Co mówi nam Arystoteles? W swojej słynnej Etyce nikomachejskiej starożytny grecki filozof starał się rozróżnić różne formy sympatii i określić podstawowe kryteria przyjaźni. Jego kategoryzacja odnosiła się w pierwszym rzędzie do relacji międzyludzkich, ale Stagiryta wielokrotnie sugerował pewne podobieństwa w kontakcie między społecznościami politycznymi, przy czym państwa angażują się, jeśli w ogóle, tylko w przyjaźń interesowną, której nie uważał za długowieczną. Niezależnie od wszelkiej czasowej i kulturowej specyfiki swoich rozważań już wtedy dostrzegł on zasadniczą cechę w tym, że „muszą obie strony […] żywić wzajemną dla siebie życzliwość i wzajemnie dobrze sobie życzyć, i zdawać sobie z tego sprawę.” (Księga VIII, rozdz. 2, 1156a, tłum. D. Gromska, 1956).
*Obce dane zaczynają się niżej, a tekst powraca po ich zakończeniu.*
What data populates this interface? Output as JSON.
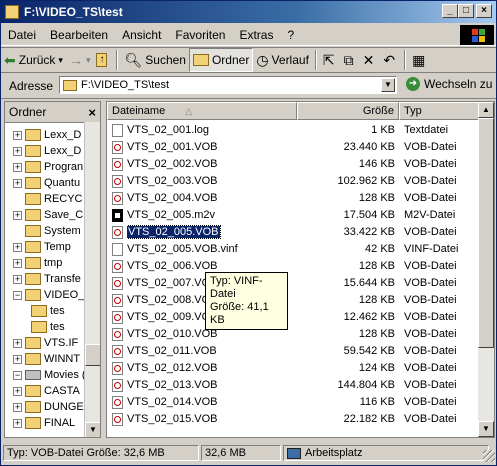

Jednak wzajemna życzliwość (εὔνοια, eunoia) jako podstawa przyjaźni nie wystarcza; obaj przyjaciele muszą chcieć ze sobą być i tworzyć. Poza tym przyjaźń wymaga w idealnym przypadku „równości” (ἰσότης, isótês) i „wzajemności” (ἐπιείκεια, epieikeia). Innymi słowy z jednej strony nie powinno być zbyt dużej asymetrii między dwoma potencjalnymi przyjaciółmi, z drugiej zaś oczekuje się, że obie strony zaangażują się w związek w podobnym stopniu. Tyle teoria. Nawet sam Arystoteles przyznał w odniesieniu do dwóch ostatnich kryteriów, że „nie można określić dokładnie granicy, do jakiej sięgać może przyjaźń (rozdz. 7, 1159a).

© Zygmunt Januszewski

 

Podejście teoretyczne do stosunków międzynarodowych nie zajmuje się kwestią możliwości przyjaznej relacji między państwami, a raczej przesłankami unikania lub rozwiązywania konfliktów. Czynnikiem miarodajnym w procesach decyzyjnych jest nie tyle sympatia, życzliwość, czy wręcz przyjaźń, ale raczej ocena ryzyka, poszukiwanie wspólnych interesów i tworzenie mechanizmów zabezpieczających. Nie oznacza to jednak w żadnym razie, że polityka międzynarodowa (na przykład w procesach pojednania) może się obejść bez emocji. Media, które zwykle gorzej niż lepiej przyczyniają się do rozbudzania emocji w życiu politycznym, demonstrują codziennie, jak bardzo decyzje polityczne i atmosfera społeczna na siebie wpływają i nawzajem na siebie oddziałują. Ale niezależnie od codziennej politycznej karuzeli uczuć w powtarzającym się obcowaniu między państwami istnieją w dłuższych okresach czasu emocjonalne struktury, które determinują jakość ich relacji. Regularne kontakty tworzą bliskość, ale nie jest ona jeszcze równoznaczna z zaufaniem. To ostatnie – jak można by określić w nawiązaniu do wspomnianych przez Arystotelesa przesłanek przyjaźni – wymaga jeszcze wzajemnej kultywacji wspólnych interesów na równorzędnych zasadach. W ten sposób można by już posiadać (przynajmniej jakościowe) narzędzie, pozwalające w całości zbadać relacje polsko-francuskie z historycznej i dzisiejszej perspektywy pod kątem ich przyjacielskości.

 

Nikt nie zaprzeczy aktorom tych dwustronnych relacji życzliwego w dużej mierze wzajemnego nastawienia w ostatnim stuleciu. Jednak przy bliższym przyjrzeniu się relacje te cechuje pod względem merytorycznym pewien brak wzajemności. O ile Francja – pomimo sporadycznych nieporozumień – często pełniła dla wielu Polaków, niezależnie od konotacji ideologicznych, rolę wzoru kulturowego i w okresach napięć międzynarodowych uważana była za pożądanego sojusznika przeciwko wspólnym zagrożeniom (z Niemiec), to dla francuskich decydentów odniesienie do Polski i zainteresowanie nią było pod wieloma względami uzależnione od jakości stosunków Francji z Niemcami – oraz z Rosją/ZSRR. Niemniej jednak to właśnie istnienie lub postrzeganie pewnej wspólnoty losu wobec wyzwań polityki międzynarodowej i europejskiej w XX wieku sprzyjało wykuwaniu polsko-francuskiej interesownej przyjaźni.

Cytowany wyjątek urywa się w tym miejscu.